I didn't really mean to, I don't think. I just started thinkin' about skinny dipping and watchin' her face as she was leaning there against that wall, and I just kinda stepped in and planted one on her. Right on the lips, too. And I lingered there for a minute, just feelin' those lips against mine, feelin' all sorts of love for her right then.

"Suuuuuzzzyyyyy! What the hell are you dooooinnnng?!"

Shit. "I'm sorry Nance. Really, I wasn't thinkin' straight. I'm sorry."

She was mad and I was scared now. Like when my mom found out that I was skippin' school and she left me and dad. Scared like that, I mean. I must've turned fifteen shades of red. And I was feelin' kinda sick, my stomach all tied up in knots and all.

"You're so weird!!" she blurts out, and now she's cryin' and runnin' and I'm just kinda standin' there, watchin' her. I'm feelin' bad and really dumb and I start cryin' too.

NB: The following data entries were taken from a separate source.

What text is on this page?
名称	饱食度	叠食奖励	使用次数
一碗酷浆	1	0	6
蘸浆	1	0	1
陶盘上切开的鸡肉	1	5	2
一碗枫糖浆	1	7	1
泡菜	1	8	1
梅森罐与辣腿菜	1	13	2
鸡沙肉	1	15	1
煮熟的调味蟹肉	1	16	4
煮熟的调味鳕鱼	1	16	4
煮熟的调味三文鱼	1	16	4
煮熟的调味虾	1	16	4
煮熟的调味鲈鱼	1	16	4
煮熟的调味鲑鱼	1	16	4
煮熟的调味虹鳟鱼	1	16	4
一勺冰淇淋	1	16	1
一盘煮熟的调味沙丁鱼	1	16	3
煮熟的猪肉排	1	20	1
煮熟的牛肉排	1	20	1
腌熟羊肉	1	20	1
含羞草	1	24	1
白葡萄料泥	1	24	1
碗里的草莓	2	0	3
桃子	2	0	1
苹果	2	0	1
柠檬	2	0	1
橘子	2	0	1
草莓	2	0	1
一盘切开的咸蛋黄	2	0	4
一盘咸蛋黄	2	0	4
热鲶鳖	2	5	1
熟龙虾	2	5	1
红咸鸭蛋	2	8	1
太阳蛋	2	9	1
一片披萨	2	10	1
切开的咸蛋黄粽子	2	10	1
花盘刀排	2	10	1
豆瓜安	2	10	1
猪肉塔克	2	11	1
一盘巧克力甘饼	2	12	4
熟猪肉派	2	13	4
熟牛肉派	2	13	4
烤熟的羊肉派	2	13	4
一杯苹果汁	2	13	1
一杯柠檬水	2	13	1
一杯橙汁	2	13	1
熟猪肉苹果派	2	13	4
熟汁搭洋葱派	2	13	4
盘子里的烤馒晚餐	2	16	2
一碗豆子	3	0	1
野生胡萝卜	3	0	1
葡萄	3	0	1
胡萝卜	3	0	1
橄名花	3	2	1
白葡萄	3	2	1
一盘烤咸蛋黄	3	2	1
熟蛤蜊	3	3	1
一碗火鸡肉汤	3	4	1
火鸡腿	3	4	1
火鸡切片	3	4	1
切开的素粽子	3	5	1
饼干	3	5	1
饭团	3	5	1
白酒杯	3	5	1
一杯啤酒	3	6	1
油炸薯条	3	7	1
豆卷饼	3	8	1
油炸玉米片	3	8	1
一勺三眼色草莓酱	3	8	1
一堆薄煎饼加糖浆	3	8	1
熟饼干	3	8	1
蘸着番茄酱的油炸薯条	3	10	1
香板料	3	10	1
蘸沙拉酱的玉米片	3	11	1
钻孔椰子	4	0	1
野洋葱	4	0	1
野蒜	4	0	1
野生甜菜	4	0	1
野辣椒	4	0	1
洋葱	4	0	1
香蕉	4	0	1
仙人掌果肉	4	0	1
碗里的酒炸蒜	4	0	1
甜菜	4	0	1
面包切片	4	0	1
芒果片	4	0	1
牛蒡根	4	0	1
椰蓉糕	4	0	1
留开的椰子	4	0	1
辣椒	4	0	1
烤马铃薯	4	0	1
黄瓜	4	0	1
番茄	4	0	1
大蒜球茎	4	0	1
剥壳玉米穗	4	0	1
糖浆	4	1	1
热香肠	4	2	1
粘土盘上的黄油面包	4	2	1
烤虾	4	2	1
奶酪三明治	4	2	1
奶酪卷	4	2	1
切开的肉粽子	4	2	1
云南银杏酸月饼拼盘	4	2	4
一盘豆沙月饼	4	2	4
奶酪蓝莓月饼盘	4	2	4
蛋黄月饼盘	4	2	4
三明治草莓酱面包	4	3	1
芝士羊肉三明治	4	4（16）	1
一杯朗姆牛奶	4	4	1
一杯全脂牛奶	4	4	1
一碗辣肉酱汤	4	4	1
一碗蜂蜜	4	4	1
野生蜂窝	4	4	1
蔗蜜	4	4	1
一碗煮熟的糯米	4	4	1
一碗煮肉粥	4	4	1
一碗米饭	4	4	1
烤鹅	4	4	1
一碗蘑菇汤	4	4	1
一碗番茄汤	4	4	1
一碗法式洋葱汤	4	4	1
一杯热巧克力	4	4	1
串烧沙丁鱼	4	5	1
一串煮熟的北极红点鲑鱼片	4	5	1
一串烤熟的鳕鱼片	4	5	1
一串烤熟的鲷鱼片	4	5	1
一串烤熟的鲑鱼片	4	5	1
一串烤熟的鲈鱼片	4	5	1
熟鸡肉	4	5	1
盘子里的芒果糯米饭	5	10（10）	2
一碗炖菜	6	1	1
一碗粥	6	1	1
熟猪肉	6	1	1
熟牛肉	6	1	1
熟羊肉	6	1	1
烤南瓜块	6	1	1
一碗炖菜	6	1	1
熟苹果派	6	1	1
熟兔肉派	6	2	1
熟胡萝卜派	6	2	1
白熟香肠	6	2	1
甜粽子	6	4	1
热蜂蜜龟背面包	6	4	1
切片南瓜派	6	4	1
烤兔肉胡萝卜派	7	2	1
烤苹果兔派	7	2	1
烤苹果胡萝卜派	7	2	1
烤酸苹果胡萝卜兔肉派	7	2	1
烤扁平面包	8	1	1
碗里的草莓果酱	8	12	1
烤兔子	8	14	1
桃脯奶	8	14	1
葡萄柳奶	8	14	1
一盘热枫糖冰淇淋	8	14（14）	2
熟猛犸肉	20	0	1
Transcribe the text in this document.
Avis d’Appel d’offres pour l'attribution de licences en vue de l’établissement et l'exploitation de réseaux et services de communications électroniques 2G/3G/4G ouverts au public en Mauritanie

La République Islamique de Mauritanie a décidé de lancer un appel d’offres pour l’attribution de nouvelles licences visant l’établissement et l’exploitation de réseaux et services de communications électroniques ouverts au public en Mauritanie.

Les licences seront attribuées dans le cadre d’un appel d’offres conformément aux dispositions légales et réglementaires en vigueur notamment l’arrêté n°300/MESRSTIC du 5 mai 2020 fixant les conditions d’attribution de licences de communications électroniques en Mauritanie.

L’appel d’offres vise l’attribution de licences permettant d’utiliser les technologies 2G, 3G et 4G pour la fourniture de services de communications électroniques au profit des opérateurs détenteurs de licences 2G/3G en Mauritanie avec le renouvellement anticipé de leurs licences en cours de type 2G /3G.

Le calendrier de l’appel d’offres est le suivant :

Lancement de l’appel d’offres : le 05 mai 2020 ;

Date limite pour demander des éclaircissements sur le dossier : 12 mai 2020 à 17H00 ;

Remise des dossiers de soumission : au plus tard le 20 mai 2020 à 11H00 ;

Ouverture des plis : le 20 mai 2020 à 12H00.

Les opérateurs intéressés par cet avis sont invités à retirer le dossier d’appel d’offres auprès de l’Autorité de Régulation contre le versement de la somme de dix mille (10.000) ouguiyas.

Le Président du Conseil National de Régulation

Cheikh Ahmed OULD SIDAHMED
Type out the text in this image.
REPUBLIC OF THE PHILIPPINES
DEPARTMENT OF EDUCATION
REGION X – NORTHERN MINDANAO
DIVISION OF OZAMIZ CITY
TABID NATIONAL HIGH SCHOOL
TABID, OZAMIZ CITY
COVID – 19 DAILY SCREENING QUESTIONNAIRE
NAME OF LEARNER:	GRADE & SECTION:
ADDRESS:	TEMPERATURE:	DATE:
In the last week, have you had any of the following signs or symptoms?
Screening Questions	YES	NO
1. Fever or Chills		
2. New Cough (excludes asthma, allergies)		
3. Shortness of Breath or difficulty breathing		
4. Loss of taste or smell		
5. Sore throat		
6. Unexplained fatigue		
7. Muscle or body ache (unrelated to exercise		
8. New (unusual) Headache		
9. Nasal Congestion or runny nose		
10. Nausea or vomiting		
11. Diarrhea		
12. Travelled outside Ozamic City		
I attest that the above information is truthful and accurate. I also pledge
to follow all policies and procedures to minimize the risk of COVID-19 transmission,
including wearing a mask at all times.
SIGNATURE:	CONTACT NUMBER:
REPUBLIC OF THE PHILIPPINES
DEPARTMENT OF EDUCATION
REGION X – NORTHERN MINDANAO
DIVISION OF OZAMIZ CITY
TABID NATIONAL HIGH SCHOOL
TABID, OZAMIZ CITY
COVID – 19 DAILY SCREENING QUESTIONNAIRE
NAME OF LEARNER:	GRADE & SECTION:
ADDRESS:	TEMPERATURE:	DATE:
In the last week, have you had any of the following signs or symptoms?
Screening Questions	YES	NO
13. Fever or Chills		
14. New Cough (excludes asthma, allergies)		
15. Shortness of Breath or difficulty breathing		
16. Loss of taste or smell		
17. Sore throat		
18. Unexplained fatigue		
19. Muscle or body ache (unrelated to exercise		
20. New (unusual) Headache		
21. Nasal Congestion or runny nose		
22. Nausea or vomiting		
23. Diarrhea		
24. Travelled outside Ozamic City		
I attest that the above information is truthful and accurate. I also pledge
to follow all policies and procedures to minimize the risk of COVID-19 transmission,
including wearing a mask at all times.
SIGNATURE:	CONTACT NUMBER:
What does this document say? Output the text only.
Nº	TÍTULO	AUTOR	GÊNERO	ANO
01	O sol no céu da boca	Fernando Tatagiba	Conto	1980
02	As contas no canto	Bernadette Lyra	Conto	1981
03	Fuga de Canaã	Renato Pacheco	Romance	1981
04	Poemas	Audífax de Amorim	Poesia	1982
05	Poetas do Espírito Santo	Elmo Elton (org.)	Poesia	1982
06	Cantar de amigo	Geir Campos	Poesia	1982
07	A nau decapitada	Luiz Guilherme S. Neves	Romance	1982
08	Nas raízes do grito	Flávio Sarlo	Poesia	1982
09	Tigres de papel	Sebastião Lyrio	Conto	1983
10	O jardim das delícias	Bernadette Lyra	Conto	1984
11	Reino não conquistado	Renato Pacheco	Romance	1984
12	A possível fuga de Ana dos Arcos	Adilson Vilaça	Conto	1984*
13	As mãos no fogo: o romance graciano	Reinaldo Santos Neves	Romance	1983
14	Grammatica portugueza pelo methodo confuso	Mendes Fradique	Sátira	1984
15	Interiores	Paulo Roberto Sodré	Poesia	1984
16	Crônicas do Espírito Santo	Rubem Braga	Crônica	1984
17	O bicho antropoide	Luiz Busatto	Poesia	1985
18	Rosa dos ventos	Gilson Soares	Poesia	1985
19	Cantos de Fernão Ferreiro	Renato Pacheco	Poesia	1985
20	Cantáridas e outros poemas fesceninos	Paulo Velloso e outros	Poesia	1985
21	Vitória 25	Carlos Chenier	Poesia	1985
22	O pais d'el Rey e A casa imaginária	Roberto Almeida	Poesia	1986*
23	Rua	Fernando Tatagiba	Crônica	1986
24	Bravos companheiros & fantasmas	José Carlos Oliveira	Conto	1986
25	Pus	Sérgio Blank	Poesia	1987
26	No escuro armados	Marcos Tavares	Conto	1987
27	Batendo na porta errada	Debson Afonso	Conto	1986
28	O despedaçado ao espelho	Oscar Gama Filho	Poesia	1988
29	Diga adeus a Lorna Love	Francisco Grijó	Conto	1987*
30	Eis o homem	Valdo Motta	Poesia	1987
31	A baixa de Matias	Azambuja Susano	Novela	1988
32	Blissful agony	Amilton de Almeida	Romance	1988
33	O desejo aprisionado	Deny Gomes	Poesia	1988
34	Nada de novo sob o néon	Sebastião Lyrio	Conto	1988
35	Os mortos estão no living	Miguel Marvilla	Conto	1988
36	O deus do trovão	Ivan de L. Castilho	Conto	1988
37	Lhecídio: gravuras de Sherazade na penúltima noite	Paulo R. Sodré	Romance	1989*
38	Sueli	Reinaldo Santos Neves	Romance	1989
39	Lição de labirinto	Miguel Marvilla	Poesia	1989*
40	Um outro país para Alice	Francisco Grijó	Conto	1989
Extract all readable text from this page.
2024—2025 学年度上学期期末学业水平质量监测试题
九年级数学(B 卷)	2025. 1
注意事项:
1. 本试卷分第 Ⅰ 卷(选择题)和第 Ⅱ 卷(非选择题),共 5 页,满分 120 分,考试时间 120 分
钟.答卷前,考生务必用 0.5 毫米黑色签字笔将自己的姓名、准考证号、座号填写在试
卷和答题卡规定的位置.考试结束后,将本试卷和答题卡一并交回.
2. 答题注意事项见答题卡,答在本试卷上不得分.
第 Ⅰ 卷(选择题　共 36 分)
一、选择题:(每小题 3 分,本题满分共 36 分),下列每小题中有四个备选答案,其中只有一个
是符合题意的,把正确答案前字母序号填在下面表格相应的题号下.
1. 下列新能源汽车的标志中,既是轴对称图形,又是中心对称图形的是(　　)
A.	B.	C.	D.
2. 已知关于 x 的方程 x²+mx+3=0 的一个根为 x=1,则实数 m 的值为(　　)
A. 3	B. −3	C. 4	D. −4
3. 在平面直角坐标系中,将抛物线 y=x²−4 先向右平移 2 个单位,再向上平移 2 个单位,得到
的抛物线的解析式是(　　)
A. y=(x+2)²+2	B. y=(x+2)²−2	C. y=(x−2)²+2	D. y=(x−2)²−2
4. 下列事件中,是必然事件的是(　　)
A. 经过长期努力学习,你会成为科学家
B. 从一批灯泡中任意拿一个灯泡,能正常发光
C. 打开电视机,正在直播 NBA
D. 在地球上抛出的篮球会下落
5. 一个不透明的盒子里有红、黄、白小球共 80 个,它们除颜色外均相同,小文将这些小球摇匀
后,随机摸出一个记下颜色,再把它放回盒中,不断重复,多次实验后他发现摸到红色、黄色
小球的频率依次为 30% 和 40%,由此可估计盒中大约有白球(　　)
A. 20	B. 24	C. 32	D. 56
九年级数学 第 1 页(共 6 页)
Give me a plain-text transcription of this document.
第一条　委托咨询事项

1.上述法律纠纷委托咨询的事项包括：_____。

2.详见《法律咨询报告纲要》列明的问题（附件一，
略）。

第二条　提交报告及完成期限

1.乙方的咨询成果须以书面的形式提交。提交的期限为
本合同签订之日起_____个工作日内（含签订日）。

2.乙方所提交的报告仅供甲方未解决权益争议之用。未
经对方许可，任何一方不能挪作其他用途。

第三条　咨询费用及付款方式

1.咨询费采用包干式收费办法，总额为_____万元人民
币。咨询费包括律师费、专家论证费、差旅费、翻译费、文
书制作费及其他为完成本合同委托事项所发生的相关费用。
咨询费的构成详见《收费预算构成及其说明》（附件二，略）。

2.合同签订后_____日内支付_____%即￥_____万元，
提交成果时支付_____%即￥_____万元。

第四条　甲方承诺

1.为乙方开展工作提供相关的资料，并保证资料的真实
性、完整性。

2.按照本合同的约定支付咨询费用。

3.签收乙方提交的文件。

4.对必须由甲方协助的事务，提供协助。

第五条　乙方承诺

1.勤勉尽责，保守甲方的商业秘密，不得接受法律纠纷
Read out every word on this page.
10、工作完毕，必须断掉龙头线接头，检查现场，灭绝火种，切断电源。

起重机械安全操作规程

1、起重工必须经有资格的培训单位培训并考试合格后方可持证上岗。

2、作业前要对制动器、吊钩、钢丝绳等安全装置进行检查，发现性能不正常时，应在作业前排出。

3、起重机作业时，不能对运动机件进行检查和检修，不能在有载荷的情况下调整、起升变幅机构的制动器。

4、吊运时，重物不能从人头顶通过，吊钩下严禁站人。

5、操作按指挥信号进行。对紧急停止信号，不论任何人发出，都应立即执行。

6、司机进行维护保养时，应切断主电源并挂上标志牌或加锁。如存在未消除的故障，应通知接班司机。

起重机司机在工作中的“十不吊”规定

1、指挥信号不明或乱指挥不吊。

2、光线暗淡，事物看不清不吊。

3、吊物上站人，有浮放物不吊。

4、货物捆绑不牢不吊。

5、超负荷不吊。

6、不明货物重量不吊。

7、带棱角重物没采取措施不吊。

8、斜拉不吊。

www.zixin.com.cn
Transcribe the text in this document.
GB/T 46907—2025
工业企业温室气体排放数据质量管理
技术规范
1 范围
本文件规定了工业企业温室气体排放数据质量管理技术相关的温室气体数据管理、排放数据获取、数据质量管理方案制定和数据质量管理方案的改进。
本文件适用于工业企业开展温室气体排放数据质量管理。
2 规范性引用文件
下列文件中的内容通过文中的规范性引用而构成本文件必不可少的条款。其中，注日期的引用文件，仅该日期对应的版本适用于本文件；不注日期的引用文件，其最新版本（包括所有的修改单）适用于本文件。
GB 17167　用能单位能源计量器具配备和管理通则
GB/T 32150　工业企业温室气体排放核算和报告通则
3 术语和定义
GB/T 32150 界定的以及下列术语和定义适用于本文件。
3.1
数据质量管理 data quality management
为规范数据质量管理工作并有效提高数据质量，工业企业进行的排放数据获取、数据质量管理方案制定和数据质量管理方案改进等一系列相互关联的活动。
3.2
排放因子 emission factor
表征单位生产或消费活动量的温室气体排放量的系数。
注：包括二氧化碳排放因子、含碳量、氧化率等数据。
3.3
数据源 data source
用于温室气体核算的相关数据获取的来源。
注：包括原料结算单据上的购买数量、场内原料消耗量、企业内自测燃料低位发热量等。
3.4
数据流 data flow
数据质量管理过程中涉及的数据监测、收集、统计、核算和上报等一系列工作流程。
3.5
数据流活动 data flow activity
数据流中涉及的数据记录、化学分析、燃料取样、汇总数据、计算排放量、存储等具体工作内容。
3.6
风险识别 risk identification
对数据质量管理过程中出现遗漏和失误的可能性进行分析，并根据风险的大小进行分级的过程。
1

"Nance!" I yell. "Nance, I'm sorry!"

But she's not listenin' anymore. She's out in the middle of the parking lot with her face buried in her hands. Just standin' there, hunched over a bit, sobbing.

I don't know what to do. I wanna go after her, but I know better. She doesn't want me around right now. So, I start wanderin' around, end up walking back through the gates. I go lookin' for our same seats in the arena. I sit in Nancy's spot, and look out onto the empty stage; just sit there staring at monkeys and elephants and tigers walkin' around in circles. I wish I had some cotton candy. Cotton candy would really make a statement right now.